The correct answer is:
$$P\left( {A/B} \right) = \frac{{P\left( A \right) \cdot P\left( {B/A} \right)}}{{P\left( B \right)}}$$
This is the conditional probability formula. It tells us that the probability of event A happening given that event B has already happened is equal to the probability of both events happening divided by the probability of event B happening.
In other words, if we know that event B has happened, then the probability of event A happening is increased or decreased depending on how likely event A is to happen given that event B has already happened.
For example, let’s say that we are flipping a coin. The probability of flipping heads is $\frac{1}{2}$. Let’s also say that we know that the coin has landed on heads on the last 10 flips. The probability of flipping heads on the next flip is still $\frac{1}{2}$, but the conditional probability of flipping heads given that the last 10 flips were heads is much higher than $\frac{1}{2}$. This is because we know that the coin is more likely to land on heads than tails after 10 consecutive heads.

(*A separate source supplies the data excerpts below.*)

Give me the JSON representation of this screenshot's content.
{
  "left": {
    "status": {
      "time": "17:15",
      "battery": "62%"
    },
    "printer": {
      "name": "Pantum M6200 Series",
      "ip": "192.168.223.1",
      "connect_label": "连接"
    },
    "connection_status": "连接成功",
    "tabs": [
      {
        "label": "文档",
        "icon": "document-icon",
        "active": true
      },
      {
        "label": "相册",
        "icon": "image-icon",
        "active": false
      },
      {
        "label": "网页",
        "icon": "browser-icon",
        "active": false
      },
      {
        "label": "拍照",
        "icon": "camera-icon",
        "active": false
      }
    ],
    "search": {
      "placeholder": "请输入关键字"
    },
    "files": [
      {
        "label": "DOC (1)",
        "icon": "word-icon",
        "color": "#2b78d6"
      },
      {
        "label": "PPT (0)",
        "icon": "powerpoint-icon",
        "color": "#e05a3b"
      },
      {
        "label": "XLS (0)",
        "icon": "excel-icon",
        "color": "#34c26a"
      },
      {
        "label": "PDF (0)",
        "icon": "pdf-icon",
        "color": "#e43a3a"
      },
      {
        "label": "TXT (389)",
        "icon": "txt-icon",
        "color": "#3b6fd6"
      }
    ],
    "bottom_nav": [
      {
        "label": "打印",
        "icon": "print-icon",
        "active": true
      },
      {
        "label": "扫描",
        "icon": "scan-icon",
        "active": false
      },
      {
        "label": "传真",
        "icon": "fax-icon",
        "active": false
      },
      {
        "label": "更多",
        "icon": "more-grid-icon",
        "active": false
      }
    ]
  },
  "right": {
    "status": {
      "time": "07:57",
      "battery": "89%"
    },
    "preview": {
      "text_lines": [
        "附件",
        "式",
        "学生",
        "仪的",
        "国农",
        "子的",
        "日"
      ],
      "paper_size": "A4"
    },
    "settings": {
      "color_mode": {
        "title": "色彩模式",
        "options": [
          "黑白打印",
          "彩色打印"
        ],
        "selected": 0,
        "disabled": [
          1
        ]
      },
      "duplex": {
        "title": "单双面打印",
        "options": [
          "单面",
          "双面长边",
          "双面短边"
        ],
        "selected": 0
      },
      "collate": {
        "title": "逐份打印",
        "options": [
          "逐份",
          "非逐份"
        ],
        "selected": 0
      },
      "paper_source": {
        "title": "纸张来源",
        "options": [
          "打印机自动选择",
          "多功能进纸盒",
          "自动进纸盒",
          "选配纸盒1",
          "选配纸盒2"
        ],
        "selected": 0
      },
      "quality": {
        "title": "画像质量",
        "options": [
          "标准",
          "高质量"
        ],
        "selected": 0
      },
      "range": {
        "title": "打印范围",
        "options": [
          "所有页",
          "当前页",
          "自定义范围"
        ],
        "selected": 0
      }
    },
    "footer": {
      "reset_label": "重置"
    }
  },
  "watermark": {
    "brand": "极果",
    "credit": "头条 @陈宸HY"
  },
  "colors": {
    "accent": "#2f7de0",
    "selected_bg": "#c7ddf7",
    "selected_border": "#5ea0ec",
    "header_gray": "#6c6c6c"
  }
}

The conditional probability formula can be used to calculate the probability of any event given that another event has already happened. It is a powerful tool that can be used to make predictions about the future.
The other options are incorrect because they do not take into account the probability of event B happening. Option A is the probability of event A happening, but it does not take into account the fact that event B has already happened. Option B is the probability of both events happening, but it does not take into account the probability of event B happening. Option C is the probability of event B happening, but it does not take into account the probability of event A happening.